Miller described Tosh as "probably the most outspoken of all the reggae leaders." So "the message" he speaks of was invariably part of Tosh's music--and often quite aggressively phrased--from writing the classic "Get Up, Stand Up" while with the Wailers (he left the band in 1974); to the pro-marijuana anthem "Legalize It," through a number of blunt exhortations on his current album "No Nuclear War."
He gained broader exposure from rock audiences in 1978 when he recorded "Don't Look Back" as a duet with Mick Jagger, and again in 1983 when his loping version of "Johnny B. Goode" (and the corresponding video) earned considerable air play and eye play. Tosh also received a Grammy nomination in 1985 for best reggae recording for "Captured Live."
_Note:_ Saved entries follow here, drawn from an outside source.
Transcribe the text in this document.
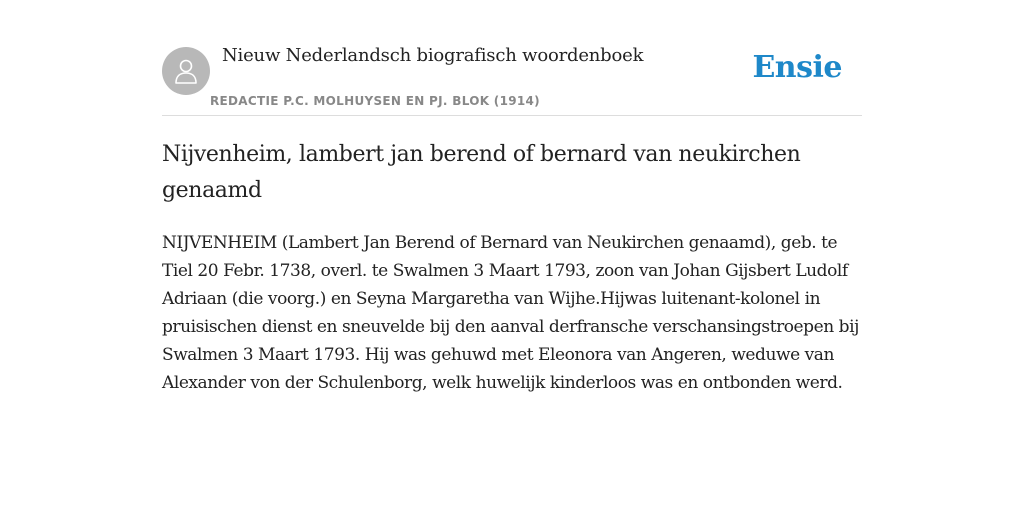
Nieuw Nederlandsch biografisch woordenboek
REDACTIE P.C. MOLHUYSEN EN PJ. BLOK (1914)
Ensie
Nijvenheim, lambert jan berend of bernard van neukirchen genaamd

NIJVENHEIM (Lambert Jan Berend of Bernard van Neukirchen genaamd), geb. te Tiel 20 Febr. 1738, overl. te Swalmen 3 Maart 1793, zoon van Johan Gijsbert Ludolf Adriaan (die voorg.) en Seyna Margaretha van Wijhe.Hijwas luitenant-kolonel in pruisischen dienst en sneuvelde bij den aanval derfransche verschansingstroepen bij Swalmen 3 Maart 1793. Hij was gehuwd met Eleonora van Angeren, weduwe van Alexander von der Schulenborg, welk huwelijk kinderloos was en ontbonden werd.
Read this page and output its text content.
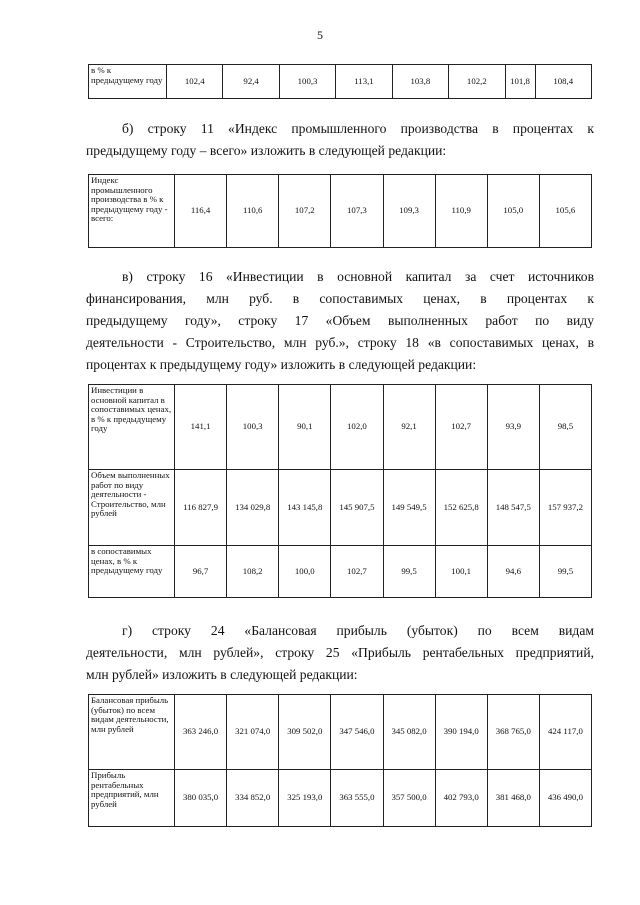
5
в % к предыдущему году	102,4	92,4	100,3	113,1	103,8	102,2	101,8	108,4
б) строку 11 «Индекс промышленного производства в процентах к
предыдущему году – всего» изложить в следующей редакции:
Индекс промышленного производства в % к предыдущему году - всего:	116,4	110,6	107,2	107,3	109,3	110,9	105,0	105,6
в) строку 16 «Инвестиции в основной капитал за счет источников
финансирования, млн руб. в сопоставимых ценах, в процентах к
предыдущему году», строку 17 «Объем выполненных работ по виду
деятельности - Строительство, млн руб.», строку 18 «в сопоставимых ценах, в
процентах к предыдущему году» изложить в следующей редакции:
Инвестиции в основной капитал в сопоставимых ценах, в % к предыдущему году	141,1	100,3	90,1	102,0	92,1	102,7	93,9	98,5
Объем выполненных работ по виду деятельности - Строительство, млн рублей	116 827,9	134 029,8	143 145,8	145 907,5	149 549,5	152 625,8	148 547,5	157 937,2
в сопоставимых ценах, в % к предыдущему году	96,7	108,2	100,0	102,7	99,5	100,1	94,6	99,5
г) строку 24 «Балансовая прибыль (убыток) по всем видам
деятельности, млн рублей», строку 25 «Прибыль рентабельных предприятий,
млн рублей» изложить в следующей редакции:
Балансовая прибыль (убыток) по всем видам деятельности, млн рублей	363 246,0	321 074,0	309 502,0	347 546,0	345 082,0	390 194,0	368 765,0	424 117,0
Прибыль рентабельных предприятий, млн рублей	380 035,0	334 852,0	325 193,0	363 555,0	357 500,0	402 793,0	381 468,0	436 490,0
Tosh clearly recorded a great deal of music over the course of a lengthy career. And Miller promises that fans of Tosh, and of reggae in general, will leave next week's show satiated:
"Yeah, (the audience is) going to get a full evening. We've been doing three sets and then an encore. . . . We've been playing over three hours of music every night.
"What we do is a couple of sets of originals and a mixture of (covers)--we do some of Bob Marley's tunes, some Jimmy Cliff, some Black Uhuru. But it's predominantly originals for the first two sets," explained Miller, a singer-songwriter-keyboardist who has released three albums.